At the deepest level, the problem of “snap removal” elucidates the problem of statutory interpretation. Generally speaking, words do not interpret themselves. They arise in a context. Anyone who has ever dealt with the words “hew” or “cleave” knows that you need context—the sentence as a whole and the author’s intention—to know whether these mean “cut apart” or “cling to.” And when dealing with the law, policy matters too. “The law wishes to be the discovery of what is,” the philosopher tells us. It aims at fairness and truth, even if it doesn’t always or ever quite get there. No law should be construed to bring about a manifest injustice, if that can be avoided.
In dealing with any statute, all three things need be considered: words, intention, and policy. None can be considered without the others. Just as the words need intention and policy to be understood correctly, policy ought to be limited by words and intention. Congress’s own determination of what that policy should be is expressed in the words it chose for a purpose it, hopefully, has evinced. Similarly, congressional intention may, particularly in doubtful cases, need the words and the policy to reveal or even correct it. This is what real statutory construction is all about. Too bad the courts at issue did not address “snap removal” in such clear terms.

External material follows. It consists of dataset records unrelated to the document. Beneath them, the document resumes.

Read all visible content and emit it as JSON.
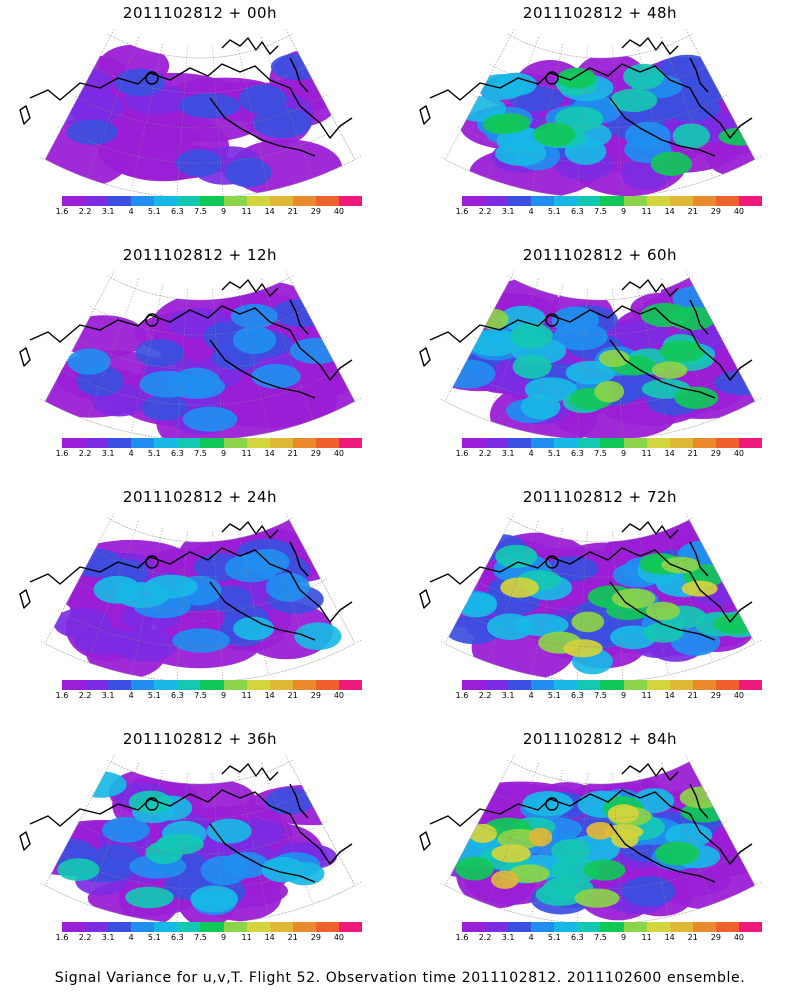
{
  "panels": [
    {
      "title": "2011102812 + 00h",
      "level": 0
    },
    {
      "title": "2011102812 + 48h",
      "level": 4
    },
    {
      "title": "2011102812 + 12h",
      "level": 1
    },
    {
      "title": "2011102812 + 60h",
      "level": 5
    },
    {
      "title": "2011102812 + 24h",
      "level": 2
    },
    {
      "title": "2011102812 + 72h",
      "level": 6
    },
    {
      "title": "2011102812 + 36h",
      "level": 3
    },
    {
      "title": "2011102812 + 84h",
      "level": 7
    }
  ],
  "colorbar": {
    "labels": [
      "1.6",
      "2.2",
      "3.1",
      "4",
      "5.1",
      "6.3",
      "7.5",
      "9",
      "11",
      "14",
      "21",
      "29",
      "40"
    ],
    "colors": [
      "#9b1fd6",
      "#7b2be3",
      "#3b4fe0",
      "#1f8ef0",
      "#18b8e6",
      "#14c8b4",
      "#10c858",
      "#8cd448",
      "#d4d43c",
      "#e0b838",
      "#eb8a2c",
      "#f0602c",
      "#f01a7a"
    ]
  },
  "footer": "Signal Variance for u,v,T. Flight 52. Observation time 2011102812. 2011102600 ensemble."
}
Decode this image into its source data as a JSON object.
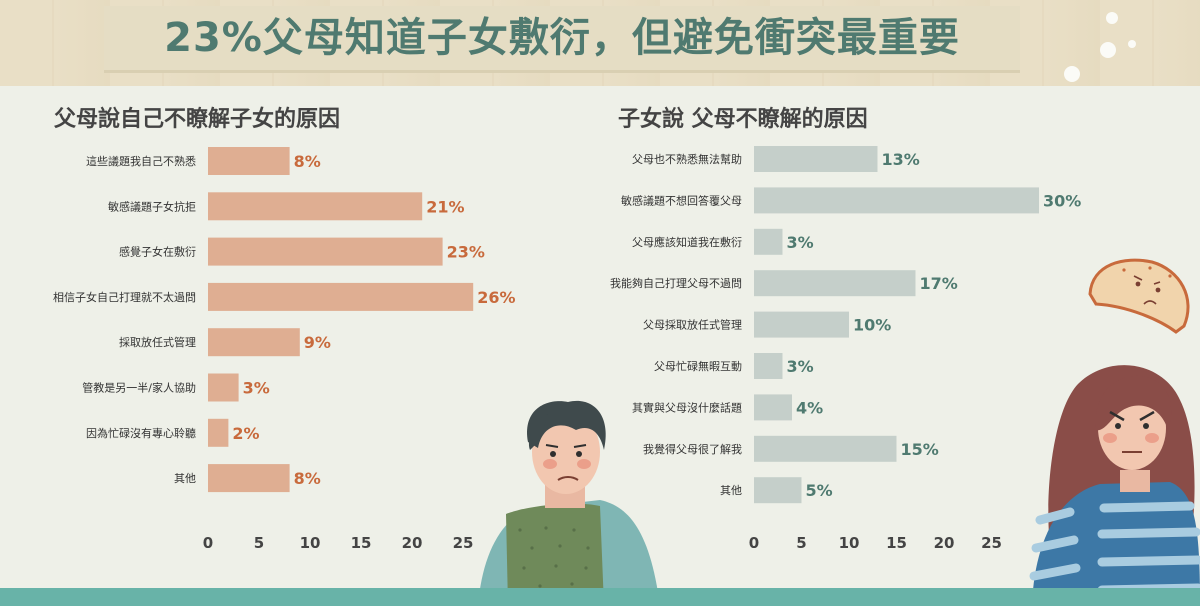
{
  "page": {
    "title": "23%父母知道子女敷衍，但避免衝突最重要",
    "colors": {
      "left_bar": "#dfae92",
      "left_value": "#c86a3c",
      "right_bar": "#c5cfca",
      "right_value": "#4f7a70",
      "heading": "#444444"
    }
  },
  "chart_data": [
    {
      "type": "bar",
      "orientation": "horizontal",
      "title": "父母說自己不瞭解子女的原因",
      "categories": [
        "這些議題我自己不熟悉",
        "敏感議題子女抗拒",
        "感覺子女在敷衍",
        "相信子女自己打理就不太過問",
        "採取放任式管理",
        "管教是另一半/家人協助",
        "因為忙碌沒有專心聆聽",
        "其他"
      ],
      "values": [
        8,
        21,
        23,
        26,
        9,
        3,
        2,
        8
      ],
      "value_labels": [
        "8%",
        "21%",
        "23%",
        "26%",
        "9%",
        "3%",
        "2%",
        "8%"
      ],
      "xlim": [
        0,
        26
      ],
      "xticks": [
        "0",
        "5",
        "10",
        "15",
        "20",
        "25"
      ],
      "xtick_values": [
        0,
        5,
        10,
        15,
        20,
        25
      ],
      "grid": false
    },
    {
      "type": "bar",
      "orientation": "horizontal",
      "title": "子女說 父母不瞭解的原因",
      "categories": [
        "父母也不熟悉無法幫助",
        "敏感議題不想回答覆父母",
        "父母應該知道我在敷衍",
        "我能夠自己打理父母不過問",
        "父母採取放任式管理",
        "父母忙碌無暇互動",
        "其實與父母沒什麼話題",
        "我覺得父母很了解我",
        "其他"
      ],
      "values": [
        13,
        30,
        3,
        17,
        10,
        3,
        4,
        15,
        5
      ],
      "value_labels": [
        "13%",
        "30%",
        "3%",
        "17%",
        "10%",
        "3%",
        "4%",
        "15%",
        "5%"
      ],
      "xlim": [
        0,
        26
      ],
      "xticks": [
        "0",
        "5",
        "10",
        "15",
        "20",
        "25"
      ],
      "xtick_values": [
        0,
        5,
        10,
        15,
        20,
        25
      ],
      "grid": false
    }
  ]
}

As a final note, the application of those principles to constitutional interpretation ought not be overlooked. Too often in the modern age the argument has been between so-called “strict constructionists,” who focus on words, and “living constitution” theorists, who dwell on policy concerns. Perhaps these reflections on the removal statute can show us a better way: a three-part process by which words and policy are seasoned by intent. The most striking element of contemporary debates is how little either “originalism” or policy debates on the Constitution have focused on what the founders who wrote the documents themselves intended by what they said. Their prudent judgment may not serve as the last word, any more than Congress’s intention to prevent home-state defendants from removing would be. But surely it is a part, and an essential part, of any interpretation equation.